My Gabriel Garcia Marquez Monument, At Long Last

by Jon Katz

I’ve never loved a writer more or since than Gabriel Garcia Marquez.

He wrote some of the best books I’ve ever read in a brilliant, creative, and unique style. Only Marquez could write like Marquez.

When I lived in New York City, a bookstore on the East Side kept his books in a particular pile waiting for me when they were published; they knew I would come for them.

As a reporter, I dreamed of traveling with him to Cuba to watch Yankee baseball games with Fidel Castro. They were best friends. What a dinner that would have been to write about.

And I always did, and right away.  A new Marquez book was a special event in my life.

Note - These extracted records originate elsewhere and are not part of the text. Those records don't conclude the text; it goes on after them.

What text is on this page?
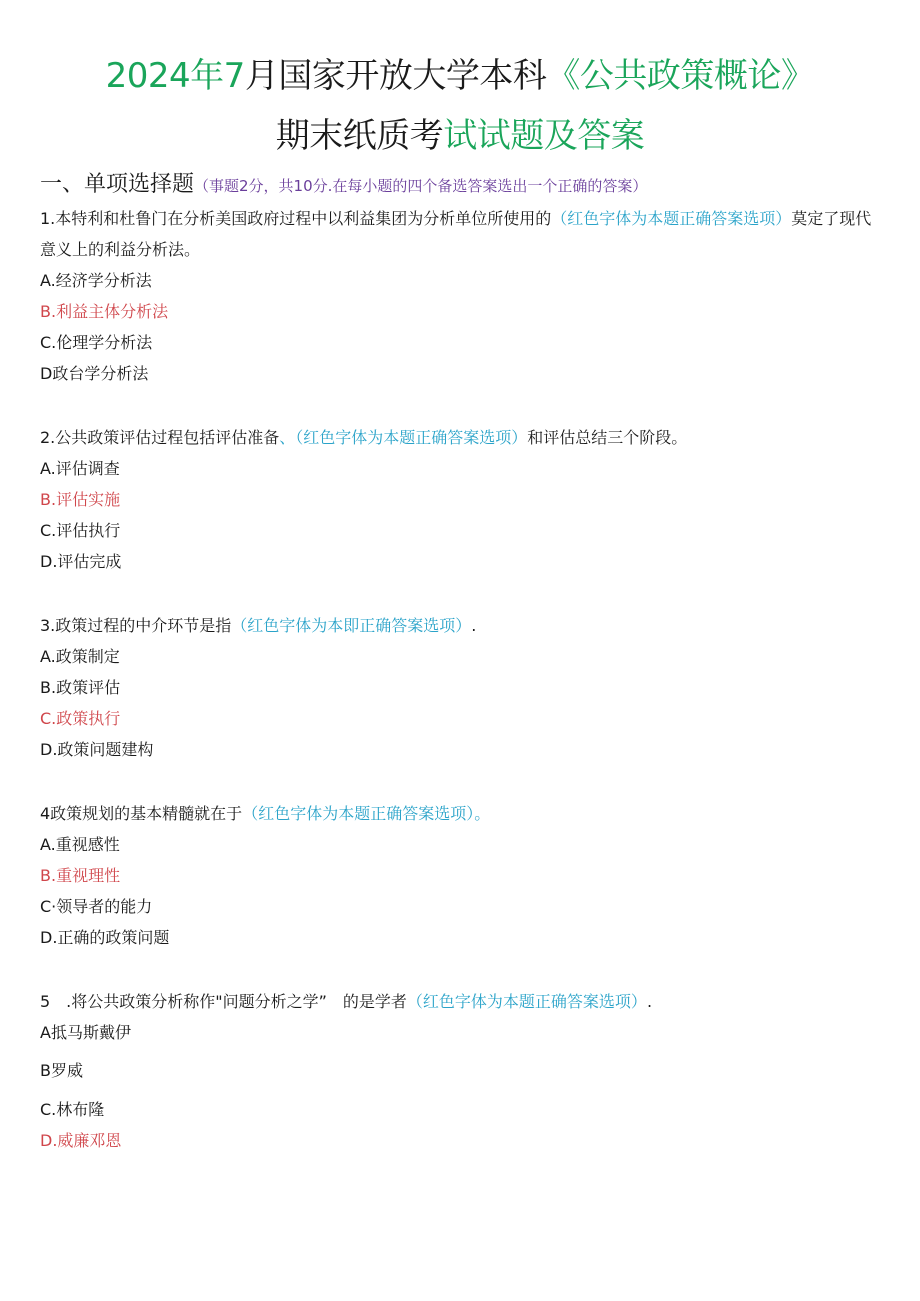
2024年7月国家开放大学本科《公共政策概论》
期末纸质考试试题及答案
一、单项选择题（事题2分，共10分.在每小题的四个备选答案选出一个正确的答案）
1.本特利和杜鲁门在分析美国政府过程中以利益集团为分析单位所使用的（红色字体为本题正确答案选项）莫定了现代意义上的利益分析法。
A.经济学分析法
B.利益主体分析法
C.伦理学分析法
D政台学分析法
2.公共政策评估过程包括评估准备、（红色字体为本题正确答案选项）和评估总结三个阶段。
A.评估调查
B.评估实施
C.评估执行
D.评估完成
3.政策过程的中介环节是指（红色字体为本即正确答案选项）.
A.政策制定
B.政策评估
C.政策执行
D.政策问题建构
4政策规划的基本精髓就在于（红色字体为本题正确答案选项）。
A.重视感性
B.重视理性
C·领导者的能力
D.正确的政策问题
5　.将公共政策分析称作"问题分析之学”　的是学者（红色字体为本题正确答案选项）.
A抵马斯戴伊
B罗威
C.林布隆
D.威廉邓恩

My favorites are One Hundred Years of Solitude, Chronicle Of A Death Foretold, Love In The Time of Cholera, Memories of My Melancholy Whores, Of Love and Other Demons, and A Very Old Man With Enormous Wings, a book I read but lost and forgot, it is on the way.

He wrote with the heart and a massive heart about ghosts, spirits, love-sick men, and demented dictators.  I loved the photo of young Marquez; it said a lot about him. I know no one remotely like him. He’s been dead way too long.

Last week, I ordered a portrait of Marquez online (a Canvas Print by Everett), which arrived today in a box frame. I also realized I had never read his autobiography, Living To Tell The Tale. It looks familiar. It came today, so I have a Marquez monument in my stuffed and crowded office.

I’m making room for it; the portrait is going up on the wall where I can see it. It says a lot about writing at its best.

He inspires me, casts a spell,  and makes me cry.

 

3 Comments

  1. I reread 100 years again just to get to that one page near end where past and present are merging… I will probably reread it again to bath again in the entire book and…. That one magical page.